One presidential adviser described the effort as more than a week of ‘lots of negotiation’ and repeated ‘pleading’ by aides who urged the president to set an example for his supporters by wearing a mask on the visit.
Until this week, Trump had resisted that coaxing, in part because he is tested daily and views it as an unnecessary step and also because he has not wanted to give into media criticism and pressure.
‘I didn’t want to give the press the pleasure of seeing it,’ Trump said during a May visit to a Ford plant in Michigan, where he refused to wear a mask in view of the press in defiance of Ford rules.

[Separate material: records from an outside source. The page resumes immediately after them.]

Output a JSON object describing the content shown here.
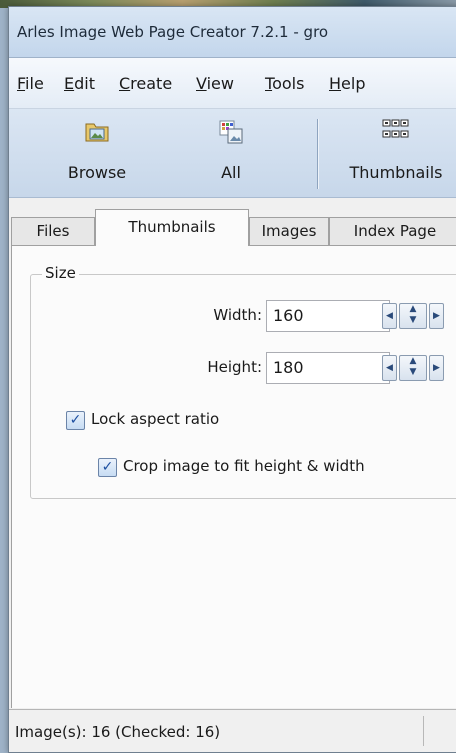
{
  "window": {
    "title": "Arles Image Web Page Creator 7.2.1 - gro"
  },
  "menu": [
    {
      "accel": "F",
      "rest": "ile"
    },
    {
      "accel": "E",
      "rest": "dit"
    },
    {
      "accel": "C",
      "rest": "reate"
    },
    {
      "accel": "V",
      "rest": "iew"
    },
    {
      "accel": "T",
      "rest": "ools"
    },
    {
      "accel": "H",
      "rest": "elp"
    }
  ],
  "toolbar": {
    "browse": "Browse",
    "all": "All",
    "thumbnails": "Thumbnails"
  },
  "tabs": [
    "Files",
    "Thumbnails",
    "Images",
    "Index Page"
  ],
  "active_tab": "Thumbnails",
  "size_group": {
    "legend": "Size",
    "width_label": "Width:",
    "width_value": "160",
    "height_label": "Height:",
    "height_value": "180"
  },
  "options": {
    "lock_aspect": {
      "label": "Lock aspect ratio",
      "checked": true
    },
    "crop": {
      "label": "Crop image to fit height & width",
      "checked": true
    }
  },
  "status": {
    "text": "Image(s): 16 (Checked: 16)"
  }
}
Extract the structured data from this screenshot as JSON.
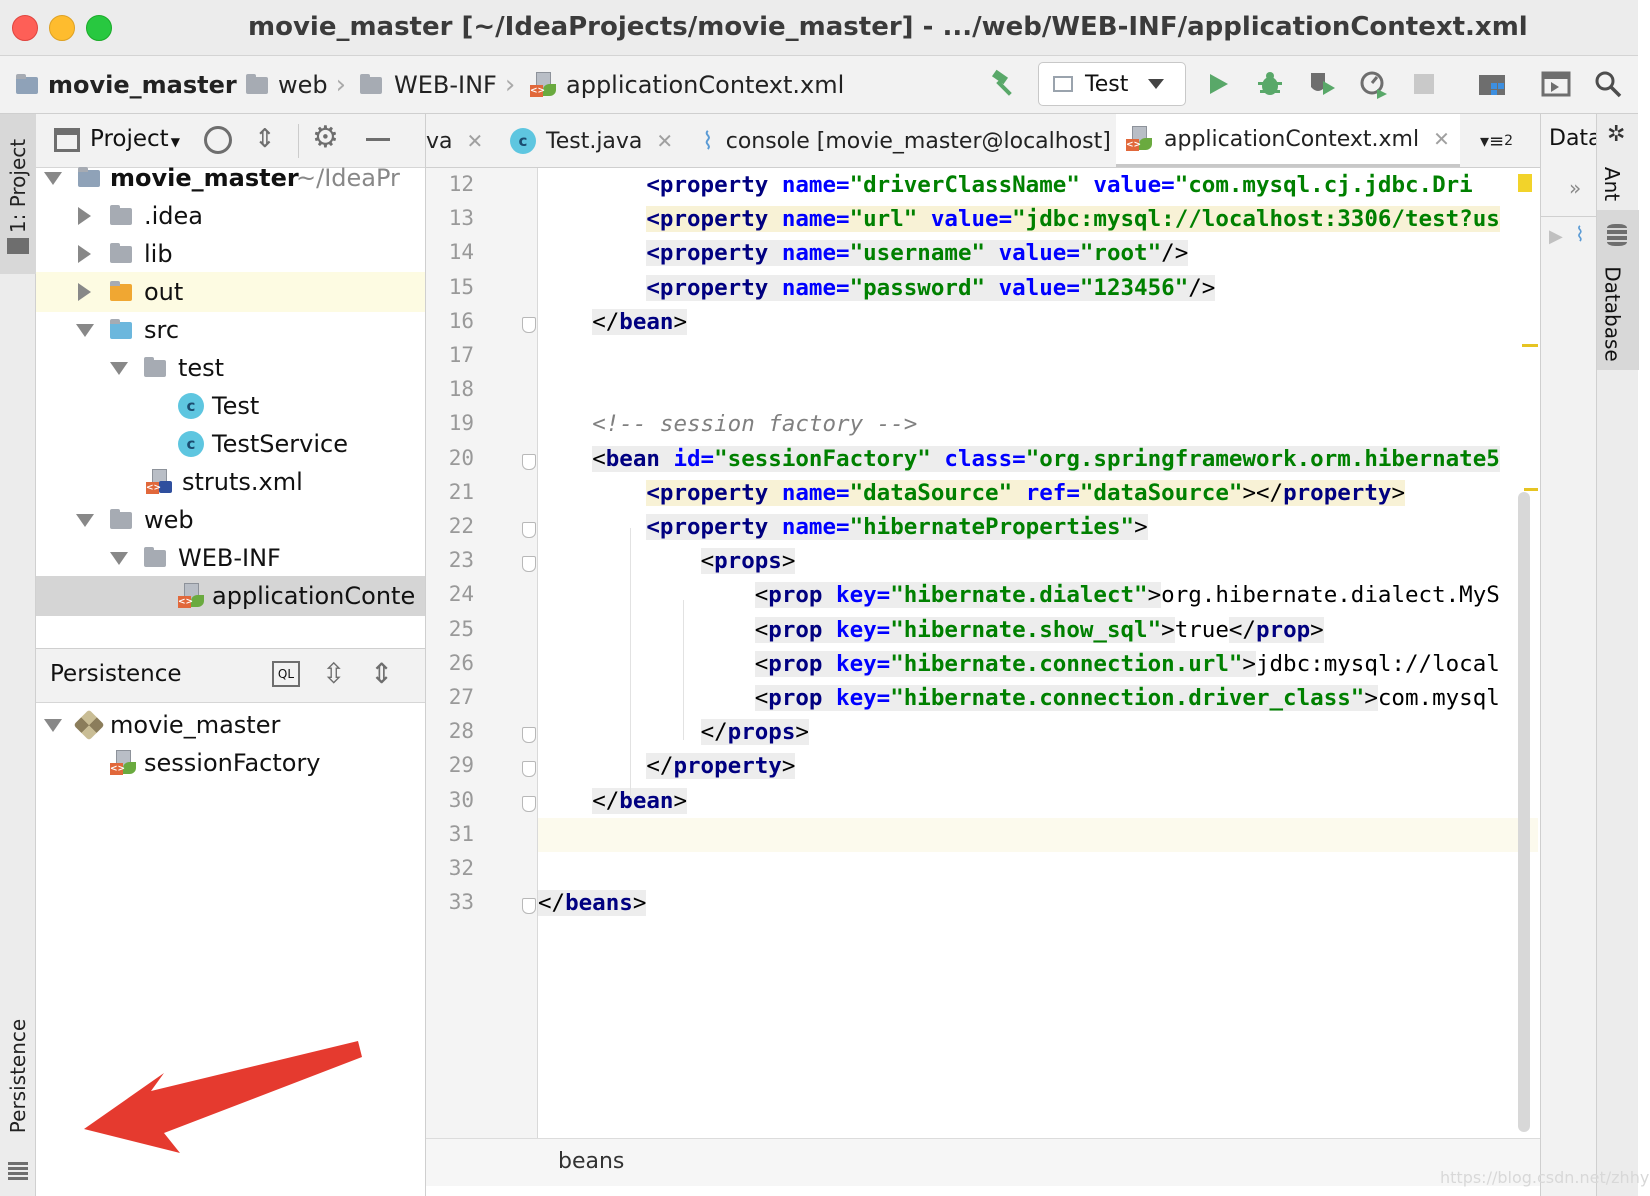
{
  "window": {
    "title": "movie_master [~/IdeaProjects/movie_master] - .../web/WEB-INF/applicationContext.xml"
  },
  "navbar": {
    "breadcrumbs": [
      "movie_master",
      "web",
      "WEB-INF",
      "applicationContext.xml"
    ],
    "run_config": "Test"
  },
  "left_stripe": {
    "project_tab": "1: Project",
    "persistence_tab": "Persistence"
  },
  "project_panel": {
    "header": "Project",
    "tree": [
      {
        "label": "movie_master",
        "hint": "~/IdeaPr",
        "icon": "module-folder-icon"
      },
      {
        "label": ".idea",
        "icon": "folder-icon"
      },
      {
        "label": "lib",
        "icon": "folder-icon"
      },
      {
        "label": "out",
        "icon": "excluded-folder-icon"
      },
      {
        "label": "src",
        "icon": "source-folder-icon"
      },
      {
        "label": "test",
        "icon": "package-icon"
      },
      {
        "label": "Test",
        "icon": "class-icon"
      },
      {
        "label": "TestService",
        "icon": "class-icon"
      },
      {
        "label": "struts.xml",
        "icon": "struts-xml-icon"
      },
      {
        "label": "web",
        "icon": "web-folder-icon"
      },
      {
        "label": "WEB-INF",
        "icon": "folder-icon"
      },
      {
        "label": "applicationConte",
        "icon": "spring-xml-icon"
      }
    ]
  },
  "persistence_panel": {
    "header": "Persistence",
    "ql_label": "QL",
    "tree": [
      {
        "label": "movie_master"
      },
      {
        "label": "sessionFactory"
      }
    ]
  },
  "editor": {
    "tabs": [
      "va",
      "Test.java",
      "console [movie_master@localhost]",
      "applicationContext.xml"
    ],
    "tab_overflow": "2",
    "right_panel_label": "Data",
    "line_numbers": [
      "12",
      "13",
      "14",
      "15",
      "16",
      "17",
      "18",
      "19",
      "20",
      "21",
      "22",
      "23",
      "24",
      "25",
      "26",
      "27",
      "28",
      "29",
      "30",
      "31",
      "32",
      "33"
    ],
    "status_breadcrumb": "beans"
  },
  "right_stripe": {
    "ant_tab": "Ant",
    "database_tab": "Database"
  },
  "watermark": "https://blog.csdn.net/zhhy",
  "colors": {
    "tag": "#000080",
    "attr": "#0000ff",
    "value": "#008000",
    "comment": "#808080",
    "annotation_arrow": "#e53a2f"
  }
}
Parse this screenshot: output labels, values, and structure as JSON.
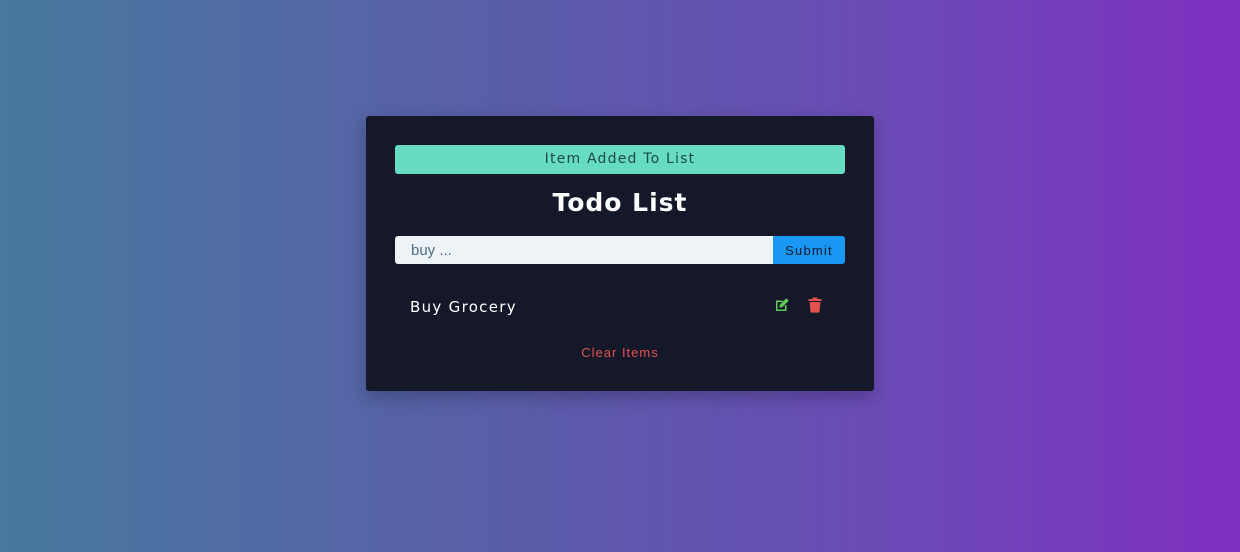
{
  "alert": {
    "text": "Item Added To List",
    "color": "#66dcc2"
  },
  "title": "Todo List",
  "form": {
    "input_placeholder": "buy ...",
    "input_value": "",
    "submit_label": "Submit"
  },
  "items": [
    {
      "label": "Buy Grocery",
      "edit_icon": "edit-icon",
      "delete_icon": "trash-icon"
    }
  ],
  "clear_label": "Clear Items",
  "colors": {
    "card_background": "#151829",
    "submit": "#1a96f5",
    "edit": "#5ccc58",
    "delete": "#e2514e",
    "gradient_start": "#47789e",
    "gradient_end": "#7e2fc0"
  }
}
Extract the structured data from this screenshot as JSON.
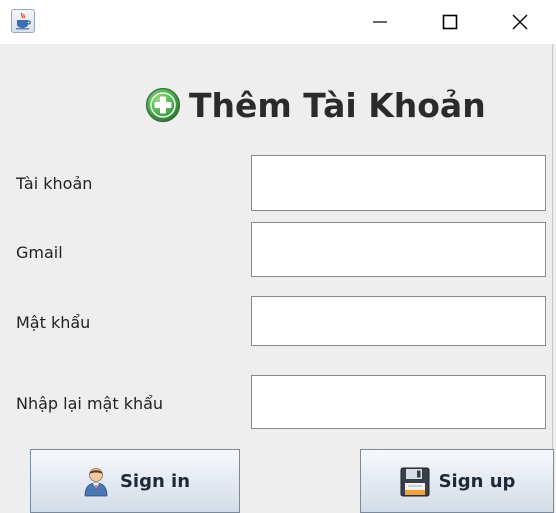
{
  "window": {
    "icon": "java-cup-icon",
    "controls": [
      "minimize-icon",
      "maximize-icon",
      "close-icon"
    ]
  },
  "form": {
    "title": "Thêm Tài Khoản",
    "title_icon": "plus-circle-icon",
    "fields": [
      {
        "label": "Tài khoản",
        "value": ""
      },
      {
        "label": "Gmail",
        "value": ""
      },
      {
        "label": "Mật khẩu",
        "value": ""
      },
      {
        "label": "Nhập lại mật khẩu",
        "value": ""
      }
    ]
  },
  "buttons": {
    "sign_in": {
      "label": "Sign in",
      "icon": "user-icon"
    },
    "sign_up": {
      "label": "Sign up",
      "icon": "floppy-disk-icon"
    }
  },
  "colors": {
    "title_text": "#2b2b2b",
    "accent_green": "#4caf50",
    "window_bg": "#eeeeee"
  }
}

He did don the mask when he thought people were not looking.
Trump’s visit to Walter Reed on Saturday came just hours before he rallies his supporters in New Hampshire – a rally scheduled for Friday evening, but postponed due to poor weather.
Advisers hope his decision to wear a mask will encourage rally attendees to do the same.
The Trump campaign is now ‘strongly encouraging’ attendees to wear masks – a notable difference from Trump’s political events over the past several weeks, where mask-wearing was scarce and few steps were taken to encourage it.
He has refused requests to make masks mandatory at his events.
‘It’s fine to wear a mask if it makes you feel comfortable,’ he said.
A Trump political adviser told CNN the president is not in favor of forcing people to wear them.
‘That is the president. He does not want to say it,’ the adviser said.
Every person attending the Republican National Convention in Jacksonville this August will be tested daily for the coronavirus as cases spike in Florida.
That will result in thousands of daily tests. The arena where Trump will formally accept his party’s nomination for a second term seats 15,000 people. Then there are vendors, security staff, and media who work in the surrounding area.
Typically a host city sees an influx of 40,000 to 50,000 people during a political convention when delegates, supporters, security, media, protesters and other visitors are factored in. It’s unclear how the coronavirus pandemic will affect those numbers.
Five senators have already said they are staying away, due to fears about the pandemic.